Given this focus, companies need to invest in reviewing and, when necessary, strengthening their sanctions procedures. Here, Wells Fargo inherited these issues as part of its Wachovia acquisition. Corporate lawyers have long diligenced in merger transactions corruption risks arising under the FCPA and similar international statutes. The government’s focus on sanctions enforcement highlights the need to approach sanctions risks and diligence with the same heightened scrutiny if bidders and issuers are not already doing so.
SEC Proposes Data Breach Notification and Incident Response Requirements
On March 15, the SEC proposed three rule changes that demonstrate its continued focus on cybersecurity. These rule changes supplement prior amendments by the SEC aimed at protecting customer information.
One of these proposals, and the only one to be unanimously approved (the Proposal), would amend Regulation S-P to require covered institutions to directly notify individuals of certain data breaches and implement written policies to minimize the resulting damage. The others include a requirement for written incident response plans that focus on protecting individuals’ personal information and expanding the scope of Regulation S-P to apply the safeguards rule to all transfer agents registered with the SEC and those registered with another regulatory agency as defined by the Exchange Act. Further recordkeeping and retention requirements were also included.

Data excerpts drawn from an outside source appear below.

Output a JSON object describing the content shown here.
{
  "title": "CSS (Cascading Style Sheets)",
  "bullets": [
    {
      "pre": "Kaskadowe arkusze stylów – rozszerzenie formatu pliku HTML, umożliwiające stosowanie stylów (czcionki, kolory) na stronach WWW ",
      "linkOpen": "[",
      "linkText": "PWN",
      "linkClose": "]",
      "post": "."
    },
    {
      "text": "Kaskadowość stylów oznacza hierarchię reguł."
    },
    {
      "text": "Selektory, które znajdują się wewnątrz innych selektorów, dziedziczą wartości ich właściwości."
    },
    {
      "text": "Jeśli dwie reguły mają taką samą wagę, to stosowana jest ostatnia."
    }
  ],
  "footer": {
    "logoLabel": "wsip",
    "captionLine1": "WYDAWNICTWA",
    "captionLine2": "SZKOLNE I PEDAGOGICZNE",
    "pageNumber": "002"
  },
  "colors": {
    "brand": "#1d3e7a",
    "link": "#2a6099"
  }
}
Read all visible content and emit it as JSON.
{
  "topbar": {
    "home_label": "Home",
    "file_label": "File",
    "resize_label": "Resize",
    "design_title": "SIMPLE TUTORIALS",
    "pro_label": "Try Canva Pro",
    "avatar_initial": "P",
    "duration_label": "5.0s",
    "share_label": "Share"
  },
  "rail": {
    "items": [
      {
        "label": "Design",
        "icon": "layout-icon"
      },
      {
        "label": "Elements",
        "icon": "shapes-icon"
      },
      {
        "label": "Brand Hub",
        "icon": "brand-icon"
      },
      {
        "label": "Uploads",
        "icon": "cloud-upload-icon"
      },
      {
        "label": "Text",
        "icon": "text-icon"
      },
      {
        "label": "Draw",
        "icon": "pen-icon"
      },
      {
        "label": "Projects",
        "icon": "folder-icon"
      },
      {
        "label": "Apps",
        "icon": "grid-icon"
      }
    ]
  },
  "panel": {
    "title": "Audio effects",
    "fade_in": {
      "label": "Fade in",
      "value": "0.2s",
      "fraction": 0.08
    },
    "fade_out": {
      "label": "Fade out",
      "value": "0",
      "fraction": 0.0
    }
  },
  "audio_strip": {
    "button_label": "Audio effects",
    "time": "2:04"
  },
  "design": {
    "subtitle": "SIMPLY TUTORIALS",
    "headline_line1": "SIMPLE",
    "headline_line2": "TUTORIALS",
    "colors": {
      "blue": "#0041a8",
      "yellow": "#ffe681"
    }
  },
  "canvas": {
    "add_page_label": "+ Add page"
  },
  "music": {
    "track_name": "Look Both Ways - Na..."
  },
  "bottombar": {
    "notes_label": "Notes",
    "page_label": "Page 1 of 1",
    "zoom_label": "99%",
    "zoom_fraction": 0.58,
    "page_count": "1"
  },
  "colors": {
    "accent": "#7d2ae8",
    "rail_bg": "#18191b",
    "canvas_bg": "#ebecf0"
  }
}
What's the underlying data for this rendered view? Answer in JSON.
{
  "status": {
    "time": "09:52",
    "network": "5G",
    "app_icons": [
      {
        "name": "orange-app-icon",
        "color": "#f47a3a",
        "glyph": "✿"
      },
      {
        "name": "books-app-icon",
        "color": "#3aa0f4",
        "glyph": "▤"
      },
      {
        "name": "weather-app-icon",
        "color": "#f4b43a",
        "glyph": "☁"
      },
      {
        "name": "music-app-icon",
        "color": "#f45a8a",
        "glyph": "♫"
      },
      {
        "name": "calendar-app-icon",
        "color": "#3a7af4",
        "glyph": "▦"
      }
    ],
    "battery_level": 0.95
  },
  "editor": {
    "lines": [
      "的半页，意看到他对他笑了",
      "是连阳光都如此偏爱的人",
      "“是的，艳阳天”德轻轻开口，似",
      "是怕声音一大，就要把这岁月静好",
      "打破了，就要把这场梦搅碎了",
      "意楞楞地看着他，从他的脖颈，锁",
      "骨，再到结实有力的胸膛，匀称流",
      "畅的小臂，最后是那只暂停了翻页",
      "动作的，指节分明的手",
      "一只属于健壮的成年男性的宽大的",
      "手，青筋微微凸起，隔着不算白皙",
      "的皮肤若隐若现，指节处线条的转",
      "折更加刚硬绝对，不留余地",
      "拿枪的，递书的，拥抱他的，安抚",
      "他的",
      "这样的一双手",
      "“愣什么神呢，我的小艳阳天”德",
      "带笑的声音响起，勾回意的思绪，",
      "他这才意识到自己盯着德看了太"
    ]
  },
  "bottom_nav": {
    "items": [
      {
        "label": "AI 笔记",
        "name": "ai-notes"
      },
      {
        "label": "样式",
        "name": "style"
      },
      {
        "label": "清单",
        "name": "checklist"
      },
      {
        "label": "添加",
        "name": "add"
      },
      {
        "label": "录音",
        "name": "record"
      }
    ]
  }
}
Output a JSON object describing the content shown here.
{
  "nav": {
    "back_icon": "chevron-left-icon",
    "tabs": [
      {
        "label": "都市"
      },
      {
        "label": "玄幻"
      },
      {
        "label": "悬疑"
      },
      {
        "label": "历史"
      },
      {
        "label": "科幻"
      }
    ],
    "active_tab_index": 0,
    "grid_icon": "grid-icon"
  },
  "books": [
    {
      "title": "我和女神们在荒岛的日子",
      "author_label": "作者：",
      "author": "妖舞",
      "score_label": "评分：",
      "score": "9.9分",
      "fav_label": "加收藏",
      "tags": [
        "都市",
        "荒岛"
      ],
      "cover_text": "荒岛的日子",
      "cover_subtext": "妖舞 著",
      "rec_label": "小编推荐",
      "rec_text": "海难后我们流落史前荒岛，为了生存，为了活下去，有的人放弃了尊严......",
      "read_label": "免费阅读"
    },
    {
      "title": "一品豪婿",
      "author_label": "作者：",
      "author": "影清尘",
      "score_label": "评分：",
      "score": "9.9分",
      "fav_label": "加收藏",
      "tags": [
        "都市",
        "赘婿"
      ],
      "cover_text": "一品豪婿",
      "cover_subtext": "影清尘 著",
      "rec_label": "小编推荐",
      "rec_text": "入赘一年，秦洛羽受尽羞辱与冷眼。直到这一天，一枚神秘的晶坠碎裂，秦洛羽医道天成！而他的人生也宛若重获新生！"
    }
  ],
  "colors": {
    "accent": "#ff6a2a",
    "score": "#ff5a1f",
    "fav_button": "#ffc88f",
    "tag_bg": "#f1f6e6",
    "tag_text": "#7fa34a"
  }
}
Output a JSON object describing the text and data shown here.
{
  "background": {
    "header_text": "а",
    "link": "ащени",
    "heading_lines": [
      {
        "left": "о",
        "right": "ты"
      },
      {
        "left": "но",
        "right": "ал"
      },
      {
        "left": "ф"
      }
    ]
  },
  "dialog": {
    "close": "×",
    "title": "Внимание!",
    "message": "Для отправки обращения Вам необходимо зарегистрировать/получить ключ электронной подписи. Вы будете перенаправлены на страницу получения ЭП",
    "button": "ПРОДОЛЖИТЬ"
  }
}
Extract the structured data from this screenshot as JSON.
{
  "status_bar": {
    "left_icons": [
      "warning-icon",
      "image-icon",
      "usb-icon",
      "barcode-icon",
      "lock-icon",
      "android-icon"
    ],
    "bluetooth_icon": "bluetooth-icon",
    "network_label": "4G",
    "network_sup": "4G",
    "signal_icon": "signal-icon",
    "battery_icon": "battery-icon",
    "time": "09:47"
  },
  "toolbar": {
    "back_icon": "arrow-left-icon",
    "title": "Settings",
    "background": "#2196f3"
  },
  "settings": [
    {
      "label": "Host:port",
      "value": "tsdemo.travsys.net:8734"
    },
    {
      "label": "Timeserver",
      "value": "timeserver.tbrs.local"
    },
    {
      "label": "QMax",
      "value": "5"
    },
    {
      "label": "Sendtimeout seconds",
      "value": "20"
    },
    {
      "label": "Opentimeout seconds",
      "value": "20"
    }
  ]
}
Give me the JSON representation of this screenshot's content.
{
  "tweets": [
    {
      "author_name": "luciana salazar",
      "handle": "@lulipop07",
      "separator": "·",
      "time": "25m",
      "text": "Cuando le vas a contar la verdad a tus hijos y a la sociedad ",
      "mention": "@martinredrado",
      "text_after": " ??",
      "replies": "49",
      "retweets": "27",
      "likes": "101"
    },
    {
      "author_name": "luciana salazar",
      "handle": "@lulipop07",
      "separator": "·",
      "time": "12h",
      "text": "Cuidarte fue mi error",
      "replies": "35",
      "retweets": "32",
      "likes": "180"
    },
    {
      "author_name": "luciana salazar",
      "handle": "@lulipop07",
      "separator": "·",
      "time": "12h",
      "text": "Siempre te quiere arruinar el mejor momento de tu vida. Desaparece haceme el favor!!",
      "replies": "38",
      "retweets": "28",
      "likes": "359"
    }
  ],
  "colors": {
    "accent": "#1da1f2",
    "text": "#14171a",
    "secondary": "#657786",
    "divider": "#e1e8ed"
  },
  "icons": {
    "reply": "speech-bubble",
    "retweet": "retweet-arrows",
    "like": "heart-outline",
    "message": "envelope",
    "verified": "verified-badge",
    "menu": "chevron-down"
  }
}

In light of these proposals, covered institutions should ensure they have robust data protection plans in place to comply with existing requirements under Regulation S-P. Covered institutions should also consider how to implement the written policies set forth in the Proposal.
SEC Issues $3 Million Penalty Against Blackbaud for Misleading Cybersecurity Incident Disclosures
On March 9, software company Blackbaud agreed to pay $3 million to the SEC as a result of alleged misleading disclosures arising out of a 2020 data breach that involved customer bank account information and Social Security numbers.
On May 14, 2020, Blackbaud detected that it had suffered a data breach that resulted in the unauthorized access of over 13,000 customers’ information. Approximately two months later, on July 16, 2020, Blackbaud notified customers individually and via its website, stating that no bank account information or Social Security numbers had been accessed. However, Blackbaud personnel learned soon afterward that bank account information and Social Security numbers had been accessed in an unencrypted form.
Following this incident, on Aug. 4, 2020, Blackbaud filed a Form 10-Q that did not disclose the unauthorized access of bank account information and Social Security numbers. Blackbaud eventually disclosed on Sept. 29, 2020. As a result, the SEC found that Blackbaud had violated, among other provisions, the non-scienter anti-fraud sections of the Securities Act as well as SEC rules governing disclosure controls and procedures.
The order against Blackbaud highlights an issuer’s responsibility to make timely disclosures relating to cybersecurity incidents. The SEC’s increasing focus on cybersecurity enforcement and disclosure controls relating to cybersecurity incidents is reflected in the fact that the fine against Blackbaud exceeds fines the SEC has levied in the past for similar violations.
Cybersecurity in the Boardroom: ‘Caremark’ Liability for Boards’ Failure to Oversee Cybersecurity
Caremark claims are typically derivative claims asserted by shareholders alleging that the board breached its duty of loyalty by failing to oversee key operations. To be viable, such claims must adequately allege that the board failed to impose systems for reporting risks or failed to act in the face of red flags disclosed to it. Although the Delaware Court of Chancery has recently dismissed Caremark claims against directors for alleged failures to oversee cybersecurity risks due to a lack of bad faith, recently enacted data privacy laws impose positive law requirements that could have the effect of increasing directors’ exposure to the threat of Caremark litigation.
For instance, five comprehensive state privacy laws take effect in 2023, all of which place affirmative cybersecurity and data handling requirements on companies that process personal data. Similarly, new regulations proposed by both the SEC and the New York Department of Financial Services also mandate board oversight to ensure a company meets heightened cybersecurity requirements.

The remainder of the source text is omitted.